Can you please give us your favourite “Life Lesson Quote”? Can you share how this quote has shaped your perspective?

Einstein said “If you can’t explain it to a six-year-old, you don’t understand it yourself” has been the most impactful. I think of this in business often, both from the perspective of how well I am able to explain an idea and get resonance with my audience and also when someone is trying to explain something to me. I have been in technology for 25 years and have learned that if I am hearing something and I can’t make sense of it, then it is likely that the person who is saying it hasn’t fully thought through their idea. The first step is to have the idea, then we need to mature and refine it and make sure it is easily understandable.

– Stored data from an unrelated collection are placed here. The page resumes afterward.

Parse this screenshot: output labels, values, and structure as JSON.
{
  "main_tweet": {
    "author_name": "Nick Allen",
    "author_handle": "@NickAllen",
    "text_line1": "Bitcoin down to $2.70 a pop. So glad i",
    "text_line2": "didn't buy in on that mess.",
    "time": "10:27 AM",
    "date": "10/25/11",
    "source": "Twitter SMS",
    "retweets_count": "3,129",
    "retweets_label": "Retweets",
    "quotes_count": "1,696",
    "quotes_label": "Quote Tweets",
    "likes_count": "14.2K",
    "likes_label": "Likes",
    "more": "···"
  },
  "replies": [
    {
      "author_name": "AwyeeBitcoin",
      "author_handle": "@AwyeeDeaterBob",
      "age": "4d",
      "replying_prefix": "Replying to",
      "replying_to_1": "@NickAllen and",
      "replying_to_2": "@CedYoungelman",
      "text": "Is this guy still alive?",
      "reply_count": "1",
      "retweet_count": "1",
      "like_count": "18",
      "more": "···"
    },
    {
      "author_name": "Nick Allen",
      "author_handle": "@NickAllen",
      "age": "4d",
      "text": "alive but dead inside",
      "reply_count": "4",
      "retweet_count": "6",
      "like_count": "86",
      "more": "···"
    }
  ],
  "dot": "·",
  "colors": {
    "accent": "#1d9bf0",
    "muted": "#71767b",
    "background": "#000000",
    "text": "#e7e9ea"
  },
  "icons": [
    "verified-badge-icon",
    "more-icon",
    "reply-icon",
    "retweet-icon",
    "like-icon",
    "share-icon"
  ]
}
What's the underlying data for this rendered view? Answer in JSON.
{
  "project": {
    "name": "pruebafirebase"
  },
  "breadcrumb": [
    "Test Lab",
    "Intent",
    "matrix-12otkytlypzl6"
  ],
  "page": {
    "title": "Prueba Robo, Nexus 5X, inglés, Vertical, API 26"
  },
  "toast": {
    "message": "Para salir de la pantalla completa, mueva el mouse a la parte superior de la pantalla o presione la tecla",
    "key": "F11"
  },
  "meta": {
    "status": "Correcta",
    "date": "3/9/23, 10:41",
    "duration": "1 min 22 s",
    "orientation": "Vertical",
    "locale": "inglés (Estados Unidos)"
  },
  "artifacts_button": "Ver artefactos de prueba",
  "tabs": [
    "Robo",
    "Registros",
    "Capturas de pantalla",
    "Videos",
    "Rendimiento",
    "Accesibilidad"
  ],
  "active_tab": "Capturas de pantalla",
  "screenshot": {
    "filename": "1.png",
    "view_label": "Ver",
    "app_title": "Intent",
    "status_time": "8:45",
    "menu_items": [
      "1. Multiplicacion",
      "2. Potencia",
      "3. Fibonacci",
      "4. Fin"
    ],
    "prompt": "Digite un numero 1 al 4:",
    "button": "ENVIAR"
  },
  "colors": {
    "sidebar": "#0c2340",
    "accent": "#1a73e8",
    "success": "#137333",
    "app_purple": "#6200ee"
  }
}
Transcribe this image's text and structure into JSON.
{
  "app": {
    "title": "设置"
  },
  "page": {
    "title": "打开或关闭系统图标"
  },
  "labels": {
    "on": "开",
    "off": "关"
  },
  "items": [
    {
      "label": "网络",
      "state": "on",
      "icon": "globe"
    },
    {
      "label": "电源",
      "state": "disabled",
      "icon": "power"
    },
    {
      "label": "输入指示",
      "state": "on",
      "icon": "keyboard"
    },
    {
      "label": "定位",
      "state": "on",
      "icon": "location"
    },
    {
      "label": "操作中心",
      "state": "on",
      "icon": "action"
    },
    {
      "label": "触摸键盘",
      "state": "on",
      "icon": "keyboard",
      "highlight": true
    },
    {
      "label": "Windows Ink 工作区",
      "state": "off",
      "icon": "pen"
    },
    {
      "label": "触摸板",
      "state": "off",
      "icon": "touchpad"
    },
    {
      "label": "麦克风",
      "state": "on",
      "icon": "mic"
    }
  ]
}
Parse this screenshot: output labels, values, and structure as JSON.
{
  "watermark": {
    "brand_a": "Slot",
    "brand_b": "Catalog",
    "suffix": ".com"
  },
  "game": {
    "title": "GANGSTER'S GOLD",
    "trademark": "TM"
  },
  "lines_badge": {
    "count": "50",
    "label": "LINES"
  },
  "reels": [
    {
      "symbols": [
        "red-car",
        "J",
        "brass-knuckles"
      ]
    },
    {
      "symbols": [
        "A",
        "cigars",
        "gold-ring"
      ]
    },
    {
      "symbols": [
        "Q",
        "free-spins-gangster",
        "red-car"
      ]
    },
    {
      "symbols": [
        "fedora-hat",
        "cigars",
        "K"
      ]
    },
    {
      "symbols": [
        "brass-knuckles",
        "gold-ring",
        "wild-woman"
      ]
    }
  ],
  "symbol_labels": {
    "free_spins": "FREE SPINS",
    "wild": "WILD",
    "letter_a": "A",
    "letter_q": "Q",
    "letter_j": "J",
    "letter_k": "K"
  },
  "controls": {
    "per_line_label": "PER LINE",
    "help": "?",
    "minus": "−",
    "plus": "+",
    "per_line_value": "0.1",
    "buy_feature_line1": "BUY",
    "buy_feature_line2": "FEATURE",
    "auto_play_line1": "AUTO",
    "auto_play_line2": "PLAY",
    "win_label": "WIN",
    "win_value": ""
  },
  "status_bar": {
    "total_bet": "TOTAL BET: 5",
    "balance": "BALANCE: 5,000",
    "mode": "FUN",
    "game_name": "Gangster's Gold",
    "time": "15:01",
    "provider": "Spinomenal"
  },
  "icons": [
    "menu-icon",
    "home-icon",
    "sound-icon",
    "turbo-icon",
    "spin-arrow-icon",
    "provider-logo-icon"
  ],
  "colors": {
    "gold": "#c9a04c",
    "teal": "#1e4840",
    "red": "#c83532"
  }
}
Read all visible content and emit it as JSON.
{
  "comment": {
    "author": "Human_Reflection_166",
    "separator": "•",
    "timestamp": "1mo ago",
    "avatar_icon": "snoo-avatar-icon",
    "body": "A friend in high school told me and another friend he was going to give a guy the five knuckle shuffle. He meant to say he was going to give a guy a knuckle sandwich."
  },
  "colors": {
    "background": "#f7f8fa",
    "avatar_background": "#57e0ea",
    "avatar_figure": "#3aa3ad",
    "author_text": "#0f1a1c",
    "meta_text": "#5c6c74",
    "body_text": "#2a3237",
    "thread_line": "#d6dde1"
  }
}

We are very blessed that some of the biggest names in Business, VC funding, Sports, and Entertainment read this column. Is there a person in the world, or in the US with whom you would love to have a private breakfast or lunch, and why? He or she might just see this if we tag them.

Brené Brown because I was fortunate enough to read Dare to Lead around the time, I was setting up my business and it has helped me immensely as an entrepreneur to understand that the journey is going to be really hard, and I will fail in a lot of ways and that is normal! Failure is not a scary thing; it should be embraced because we can learn so much and extract so many insights and it often sparks new ways of thinking and new solutions to challenges. Expect to fail many times at many things and don’t take it personally. Being vulnerable and humble is also key to true resilience in business and life.